What came out of all that apprehension is a play called The Well Appointed Room, and it is currently having its world premiere at Chicago’s Steppenwolf Theater Company, directed by Terry Kinney and starring Tracy Letts, Amy Morton, Josh Charles and Kate Arrington. “This is the play that is saturated with that anxiety—that reflects rather than tries to temper my mood,” Greenberg says. It’s actually two one-act plays, both of which take place in the early years of the twenty-first century and both of which are set in an apartment very much like the one he was renovating.

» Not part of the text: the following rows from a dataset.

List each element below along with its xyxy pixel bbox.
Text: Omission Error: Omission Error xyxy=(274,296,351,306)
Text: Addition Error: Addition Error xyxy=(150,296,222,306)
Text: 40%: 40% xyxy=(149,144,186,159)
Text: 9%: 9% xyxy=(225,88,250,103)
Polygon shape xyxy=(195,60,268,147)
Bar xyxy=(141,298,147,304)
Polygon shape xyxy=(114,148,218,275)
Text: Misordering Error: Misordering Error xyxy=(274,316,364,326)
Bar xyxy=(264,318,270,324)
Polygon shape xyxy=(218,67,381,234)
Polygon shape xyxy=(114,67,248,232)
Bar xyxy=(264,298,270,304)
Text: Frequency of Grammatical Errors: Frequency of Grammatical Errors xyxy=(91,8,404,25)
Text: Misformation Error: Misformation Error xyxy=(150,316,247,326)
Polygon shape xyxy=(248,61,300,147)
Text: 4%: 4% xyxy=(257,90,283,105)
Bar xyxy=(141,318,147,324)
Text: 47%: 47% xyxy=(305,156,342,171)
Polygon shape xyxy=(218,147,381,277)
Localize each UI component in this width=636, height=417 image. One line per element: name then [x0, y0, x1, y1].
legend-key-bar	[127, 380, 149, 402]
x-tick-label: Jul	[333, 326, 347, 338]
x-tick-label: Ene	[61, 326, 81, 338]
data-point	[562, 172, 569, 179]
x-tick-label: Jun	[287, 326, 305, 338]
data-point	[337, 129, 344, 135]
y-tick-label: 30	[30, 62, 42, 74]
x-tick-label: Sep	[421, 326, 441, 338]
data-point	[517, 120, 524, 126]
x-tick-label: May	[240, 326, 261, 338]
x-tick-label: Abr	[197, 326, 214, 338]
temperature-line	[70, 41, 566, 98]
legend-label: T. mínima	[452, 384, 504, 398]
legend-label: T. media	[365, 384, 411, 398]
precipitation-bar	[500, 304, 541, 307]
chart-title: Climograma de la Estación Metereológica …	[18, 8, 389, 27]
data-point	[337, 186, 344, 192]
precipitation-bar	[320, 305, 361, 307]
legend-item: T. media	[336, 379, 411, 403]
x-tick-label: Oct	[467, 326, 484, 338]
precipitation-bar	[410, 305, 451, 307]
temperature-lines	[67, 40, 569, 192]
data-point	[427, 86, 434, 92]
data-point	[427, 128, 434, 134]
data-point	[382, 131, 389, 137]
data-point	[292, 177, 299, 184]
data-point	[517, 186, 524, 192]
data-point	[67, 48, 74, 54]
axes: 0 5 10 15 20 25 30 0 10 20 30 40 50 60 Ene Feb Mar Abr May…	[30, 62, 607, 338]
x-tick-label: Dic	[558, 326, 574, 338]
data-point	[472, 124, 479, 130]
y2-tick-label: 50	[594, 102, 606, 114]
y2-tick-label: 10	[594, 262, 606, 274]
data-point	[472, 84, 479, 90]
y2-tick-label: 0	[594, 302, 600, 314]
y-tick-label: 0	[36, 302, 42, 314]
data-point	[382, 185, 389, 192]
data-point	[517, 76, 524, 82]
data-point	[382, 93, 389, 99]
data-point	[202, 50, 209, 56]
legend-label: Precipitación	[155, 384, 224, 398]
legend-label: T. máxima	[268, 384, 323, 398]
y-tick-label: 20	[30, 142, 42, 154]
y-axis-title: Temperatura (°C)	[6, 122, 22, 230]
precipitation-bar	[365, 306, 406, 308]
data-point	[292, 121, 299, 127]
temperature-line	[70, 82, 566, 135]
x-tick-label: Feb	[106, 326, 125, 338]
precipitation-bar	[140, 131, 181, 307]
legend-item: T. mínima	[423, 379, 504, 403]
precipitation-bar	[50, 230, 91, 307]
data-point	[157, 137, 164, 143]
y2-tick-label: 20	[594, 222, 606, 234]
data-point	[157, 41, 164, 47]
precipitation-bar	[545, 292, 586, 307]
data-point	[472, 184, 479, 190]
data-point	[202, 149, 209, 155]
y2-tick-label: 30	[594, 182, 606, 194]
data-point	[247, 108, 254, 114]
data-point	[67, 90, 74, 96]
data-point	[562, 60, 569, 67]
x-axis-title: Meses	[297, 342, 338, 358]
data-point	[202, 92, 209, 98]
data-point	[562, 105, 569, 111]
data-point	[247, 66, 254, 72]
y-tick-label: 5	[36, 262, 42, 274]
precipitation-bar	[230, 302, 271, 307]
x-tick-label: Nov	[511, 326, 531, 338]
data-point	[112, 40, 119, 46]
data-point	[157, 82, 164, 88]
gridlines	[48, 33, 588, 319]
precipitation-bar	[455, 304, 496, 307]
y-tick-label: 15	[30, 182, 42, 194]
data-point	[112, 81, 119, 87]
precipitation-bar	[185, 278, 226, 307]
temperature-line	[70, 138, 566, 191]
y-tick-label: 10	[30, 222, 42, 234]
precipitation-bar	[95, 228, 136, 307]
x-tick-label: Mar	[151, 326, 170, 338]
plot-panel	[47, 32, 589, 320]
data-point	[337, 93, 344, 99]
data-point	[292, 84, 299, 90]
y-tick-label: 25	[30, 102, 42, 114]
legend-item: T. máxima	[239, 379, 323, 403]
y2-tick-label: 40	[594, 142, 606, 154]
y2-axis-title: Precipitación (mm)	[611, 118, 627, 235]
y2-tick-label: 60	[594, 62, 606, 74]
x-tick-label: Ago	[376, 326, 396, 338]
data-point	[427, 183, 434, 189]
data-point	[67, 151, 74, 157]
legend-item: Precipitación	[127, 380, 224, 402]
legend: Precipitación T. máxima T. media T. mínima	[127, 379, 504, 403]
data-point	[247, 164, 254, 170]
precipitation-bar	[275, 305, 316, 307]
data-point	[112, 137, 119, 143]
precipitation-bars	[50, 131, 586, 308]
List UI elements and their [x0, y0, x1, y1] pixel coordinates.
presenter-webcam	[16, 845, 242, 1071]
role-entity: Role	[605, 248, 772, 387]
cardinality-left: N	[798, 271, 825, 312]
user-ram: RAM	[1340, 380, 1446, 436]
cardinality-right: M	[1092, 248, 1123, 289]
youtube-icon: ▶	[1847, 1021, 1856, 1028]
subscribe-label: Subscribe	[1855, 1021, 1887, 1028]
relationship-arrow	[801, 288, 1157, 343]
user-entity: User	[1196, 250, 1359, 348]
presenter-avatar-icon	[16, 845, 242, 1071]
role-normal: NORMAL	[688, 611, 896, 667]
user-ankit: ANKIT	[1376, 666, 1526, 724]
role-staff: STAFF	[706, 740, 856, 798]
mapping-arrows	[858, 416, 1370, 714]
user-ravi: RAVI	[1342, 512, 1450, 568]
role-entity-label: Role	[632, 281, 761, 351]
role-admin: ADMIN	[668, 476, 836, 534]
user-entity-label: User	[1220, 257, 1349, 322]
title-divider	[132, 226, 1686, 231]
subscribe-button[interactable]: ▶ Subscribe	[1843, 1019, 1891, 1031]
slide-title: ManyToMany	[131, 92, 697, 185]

“The first one spans 45 minutes in a morning, probably in 2002. The second goes from 2000 to maybe 2005—it’s not all that specific. The first is about something that happens between a playwright and his wife. All I’ll say about the second is that it’s about a young married couple who are going to have a baby —that’s absolutely true, and it’s as misleading as it could possibly be.”

This is a busy season for Greenberg. Another new play, A Naked Girl on the Appian Way, was presented in the fall by the Roundabout Theatre Company in New York. His new play Bal Masque is scheduled for April at Theatre J in Washington, D.C. Another new play, The House in Town, is due at Lincoln Center Theater in May. And, a revival of his Three Days of Rain is planned for Broadway in March—starring Julia Roberts.

But, Greenberg says, he doesn’t look at the season as anything special. Long ago, he says, he “decided to stop reading reviews. And then I decided to stop reading anything about myself. I’ve trained everyone in my life to become absolutely virtuous at not saying anything. The effect has been to normalize my work. That’s why I’m doing so much work now—because those things that get in the way of other people don’t get in my way.”

He finds it useful, he says, “to think of working in the theatre as a job. I know it isn’t a normal job, but the more I can make it that way, the better off I am. So this year, it just feels like I’m doing a lot of work. And, after all, most people work at least 40 hours a week— so what’s the big deal?”